A Monadic Framework for Delimited Continuations (PDF), R. Kent Dybvig, Simon Peyton Jones, Amr Sabry. TR, June 2005.

Delimited continuations are more expressive than traditional abortive continuations and they apparently seem to require a framework beyond traditional continuation-passing style (CPS). We show that this is not the case: standard CPS is sufficient to explain the common control operators for delimited continuations. We demonstrate this fact and present an implementation as a Scheme library. We then investigate a typed account of delimited continuations that makes explicit where control effects can occur. This results in a monadic framework for typed and encapsulated delimited continuations which we design and implement as a Haskell library.

A fascinating paper about delimited control. I'm very much a newbie to delimited control, but this paper has been enormously helpful - despite the title. ;)

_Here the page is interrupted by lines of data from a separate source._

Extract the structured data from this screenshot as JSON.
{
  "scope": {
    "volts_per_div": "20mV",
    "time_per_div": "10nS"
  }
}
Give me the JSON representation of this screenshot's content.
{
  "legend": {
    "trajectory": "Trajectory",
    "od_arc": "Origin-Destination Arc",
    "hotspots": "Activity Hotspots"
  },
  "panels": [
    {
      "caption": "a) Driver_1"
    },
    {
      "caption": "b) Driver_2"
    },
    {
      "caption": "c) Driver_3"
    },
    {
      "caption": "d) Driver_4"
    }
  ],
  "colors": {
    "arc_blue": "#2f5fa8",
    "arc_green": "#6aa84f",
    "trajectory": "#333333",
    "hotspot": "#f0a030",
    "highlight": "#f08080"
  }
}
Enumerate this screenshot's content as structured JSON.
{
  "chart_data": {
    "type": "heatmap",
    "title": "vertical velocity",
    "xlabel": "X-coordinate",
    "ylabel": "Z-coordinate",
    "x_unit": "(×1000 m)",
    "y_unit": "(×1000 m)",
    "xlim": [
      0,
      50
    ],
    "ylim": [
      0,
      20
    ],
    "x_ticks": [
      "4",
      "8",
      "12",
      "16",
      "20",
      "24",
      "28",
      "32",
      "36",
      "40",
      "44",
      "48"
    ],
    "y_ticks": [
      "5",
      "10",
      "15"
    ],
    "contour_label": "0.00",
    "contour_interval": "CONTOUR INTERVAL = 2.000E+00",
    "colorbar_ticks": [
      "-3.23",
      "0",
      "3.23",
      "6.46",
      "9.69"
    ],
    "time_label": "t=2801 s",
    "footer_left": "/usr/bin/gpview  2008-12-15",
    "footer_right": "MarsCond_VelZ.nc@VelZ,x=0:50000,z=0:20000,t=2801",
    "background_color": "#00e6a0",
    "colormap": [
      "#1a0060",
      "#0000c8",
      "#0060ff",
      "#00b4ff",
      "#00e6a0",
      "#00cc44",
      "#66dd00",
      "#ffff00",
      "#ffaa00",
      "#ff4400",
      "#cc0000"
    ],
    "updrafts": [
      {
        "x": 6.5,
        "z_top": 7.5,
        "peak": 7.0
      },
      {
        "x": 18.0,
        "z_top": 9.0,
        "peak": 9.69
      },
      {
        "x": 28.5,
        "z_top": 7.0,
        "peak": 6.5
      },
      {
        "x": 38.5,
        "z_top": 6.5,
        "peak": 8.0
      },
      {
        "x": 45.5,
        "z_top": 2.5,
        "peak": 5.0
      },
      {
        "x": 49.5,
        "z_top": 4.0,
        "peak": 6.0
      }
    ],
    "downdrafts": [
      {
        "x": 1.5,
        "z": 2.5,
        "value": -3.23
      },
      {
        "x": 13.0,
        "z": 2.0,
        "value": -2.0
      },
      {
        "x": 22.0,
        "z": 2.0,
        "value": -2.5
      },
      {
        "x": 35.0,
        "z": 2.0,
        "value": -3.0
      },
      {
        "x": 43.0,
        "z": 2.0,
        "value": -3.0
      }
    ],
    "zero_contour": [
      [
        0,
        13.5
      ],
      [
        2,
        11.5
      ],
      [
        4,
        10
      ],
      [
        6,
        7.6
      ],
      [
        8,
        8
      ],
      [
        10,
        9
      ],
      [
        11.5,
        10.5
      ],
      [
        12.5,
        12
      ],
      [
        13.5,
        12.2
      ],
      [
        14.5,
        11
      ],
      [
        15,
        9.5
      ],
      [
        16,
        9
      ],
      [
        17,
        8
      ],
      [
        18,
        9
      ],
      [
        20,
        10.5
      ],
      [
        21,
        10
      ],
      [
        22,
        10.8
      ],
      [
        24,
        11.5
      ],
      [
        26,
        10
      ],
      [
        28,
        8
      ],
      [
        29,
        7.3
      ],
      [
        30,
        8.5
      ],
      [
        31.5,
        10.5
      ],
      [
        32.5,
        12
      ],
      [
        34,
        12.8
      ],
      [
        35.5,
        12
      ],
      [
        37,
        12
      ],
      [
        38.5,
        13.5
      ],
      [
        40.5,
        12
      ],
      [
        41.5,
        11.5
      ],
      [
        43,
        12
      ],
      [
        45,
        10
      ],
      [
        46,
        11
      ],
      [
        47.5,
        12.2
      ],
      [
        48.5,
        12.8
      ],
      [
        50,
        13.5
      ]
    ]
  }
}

The basic idea of the paper is to represent the execution context as a sequence containing prompts (control delimiters) and the (partial) continuations between prompts. This model is formalized with an operational semantics, which was insightful even though it's the first operational semantics I've studied.

The authors then present an implementation of the model in terms of call/cc in Scheme. The basic idea here is to always perform user code after aborting to a context near the bottom of the stack, just above a call to an underflow function - this means that even though we use undelimited call/cc, we only ever capture our (small, partial) execution context. The whole execution context (the "metacontinuation") is maintained as a sequence data structure in a global variable (basically, a list containing prompts and Scheme continuations). The underflow function destructures the metacontinuation, and executes (returns to) the partial continuations stored in it. Pushing a prompt adds a delimiter to the metacontinuation, capturing a delimited continuation splits the metacontinuation at a delimiter, and composing a continuation appends to the metacontinuation.

I haven't even gotten to the later parts of the paper yet, but this model and the Scheme implementation alone is worth a look.

(The paper seems to be a reworked version of A Monadic Framework for Subcontinuations, discussed previously.)